Jonathan WassermanNBA Lead WriterMarch 28, 2013

Dec 1, 2012; Oxford, MS, USA;  Mississippi Rebels guard Marshall Henderson (22) celebrates during the game against the Rutgers Scarlet Knights at the Tad Smith Coliseum.  Mississippi Rebels defeated the Rutgers Scarlet Knights 80-67.  Mandatory Credit: Spruce Derden–USA TODAY Sports
Spruce Derden-USA TODAY Sports

Marshall Henderson's scoring outburst as a junior at Ole Miss certainly hasn't gone unnoticed. But how will it translate to a future in basketball?

Henderson will essentially be auditioning for a three-point specialist role at the NBA level. The three-ball is the only thing that separates him, other than his character, from other prospects in the field.

Unfortunately, the position doesn't exist for 6'2'' guards in the pros. Go check out the depth chart for every NBA team and you won't find any undersized shooting guard whose only responsibility is to knock down the long ball.

And yes, that's the only thing he brings to the NBA table, other than his competitiveness, which I admittedly admire.

Think about this: Henderson averages 10.9 three-point attempts and 4.4 two-point attempts per game. He scores 20.1 points per game, yet only makes two field goals per game inside the arc!

Overall, he takes 15.3 shots per game and only shoots 38.1 percent from the floor. That's a poor usage-to-conversion ratio.

The point is he's too one-dimensional, and he's not even good enough in that one dimension to let it override his deficiencies.

Henderson is only a 35 percent long-range shooter. Let's compare him to guards who are 6'4'' and under, both of the past and present, who had tried or are trying to find a role as a three-point specialist.

Most Recent College Year
3-pt FGA 3-pt FGM 3-pt Percentage
J.J. Redick 9.2 3.9 42.1
John Jenkins 8.7 3.8 43.9
Marshall Henderson 10.9 3.8 35.0


Henderson needed nearly two more attempts than Redick and over two more attempts than Jenkins to get similar results.

To make things worse, Henderson is two inches shorter than both players. And I only picked these two guys because they're the only recent ones I can think of 6'4'' and under who actually made the NBA based primarily on their three-ball.

If you're going to audition for a three-point specialist role, the No. 1 thing teams will be looking for is consistency. A three-point specialist is useless during an off-day, and too many off-days means too many wasted minutes.

Henderson has shot below 35 percent from downtown in 19 different games this year. In one four-game stretch in late November and early December, Henderson went 10-of-46 from behind the arc. That's 36 three-point misses in four games!

In a loss to Mississippi State, Henderson actually missed 15 three-pointers in 31 minutes.

During Ole Miss' two NCAA tournament games, Henderson missed a combined 20 three-pointers!

On top of everything, Henderson projects as a defensive liability. At just 6'2'', 175 pounds, guarding NBA 2-guards is out of the question, while NBA point guards would eat him alive with quickness.

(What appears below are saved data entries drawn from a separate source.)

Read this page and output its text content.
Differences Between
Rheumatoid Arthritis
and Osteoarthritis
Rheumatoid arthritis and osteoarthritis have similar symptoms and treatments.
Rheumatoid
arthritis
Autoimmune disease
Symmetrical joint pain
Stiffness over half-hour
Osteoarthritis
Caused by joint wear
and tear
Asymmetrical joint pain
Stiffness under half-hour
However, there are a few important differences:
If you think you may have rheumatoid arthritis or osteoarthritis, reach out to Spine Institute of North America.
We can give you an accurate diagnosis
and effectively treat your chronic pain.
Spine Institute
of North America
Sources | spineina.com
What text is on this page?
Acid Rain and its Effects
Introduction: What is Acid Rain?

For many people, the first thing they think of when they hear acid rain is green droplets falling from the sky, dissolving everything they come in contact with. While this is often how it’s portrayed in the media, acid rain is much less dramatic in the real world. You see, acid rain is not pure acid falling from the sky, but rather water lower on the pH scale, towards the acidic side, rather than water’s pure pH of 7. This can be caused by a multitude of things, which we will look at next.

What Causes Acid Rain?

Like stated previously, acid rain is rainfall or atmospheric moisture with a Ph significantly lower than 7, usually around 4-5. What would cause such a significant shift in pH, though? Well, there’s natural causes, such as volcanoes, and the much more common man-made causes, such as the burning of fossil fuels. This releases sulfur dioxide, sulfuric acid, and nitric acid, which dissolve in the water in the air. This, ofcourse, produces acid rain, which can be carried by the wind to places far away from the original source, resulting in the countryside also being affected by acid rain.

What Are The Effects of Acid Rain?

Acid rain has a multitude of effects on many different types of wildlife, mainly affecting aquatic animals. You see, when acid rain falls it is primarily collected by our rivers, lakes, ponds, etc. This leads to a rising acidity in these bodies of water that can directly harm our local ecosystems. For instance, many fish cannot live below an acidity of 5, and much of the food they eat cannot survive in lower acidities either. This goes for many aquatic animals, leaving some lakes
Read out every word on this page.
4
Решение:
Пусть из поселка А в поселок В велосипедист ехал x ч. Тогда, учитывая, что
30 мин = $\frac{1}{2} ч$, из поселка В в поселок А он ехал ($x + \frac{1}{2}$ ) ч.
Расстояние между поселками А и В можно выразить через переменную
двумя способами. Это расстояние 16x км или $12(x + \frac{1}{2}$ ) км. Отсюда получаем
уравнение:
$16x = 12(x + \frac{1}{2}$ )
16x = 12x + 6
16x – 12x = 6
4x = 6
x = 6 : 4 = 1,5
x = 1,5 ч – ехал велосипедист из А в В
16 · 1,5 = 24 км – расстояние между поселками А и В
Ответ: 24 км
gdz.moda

There's only one possible role for Henderson, and that's as a three-point specialist. Unfortunately, his three-ball just isn't that special. No team in the NBA would give him the green light he needs at Ole Miss in order to get going.

I could run 10 miles if I have two weeks to do it. Henderson is obviously a dangerous three-point threat, but his scoring production isn't worth the amount of missed ones it takes him to get there.

Henderson doesn't really have a shot at the NBA level. He could be a draw overseas, but don't count on any pro franchise using a draft pick on an undersized, volatile, inconsistent, high-volume three-point shooter with character issues.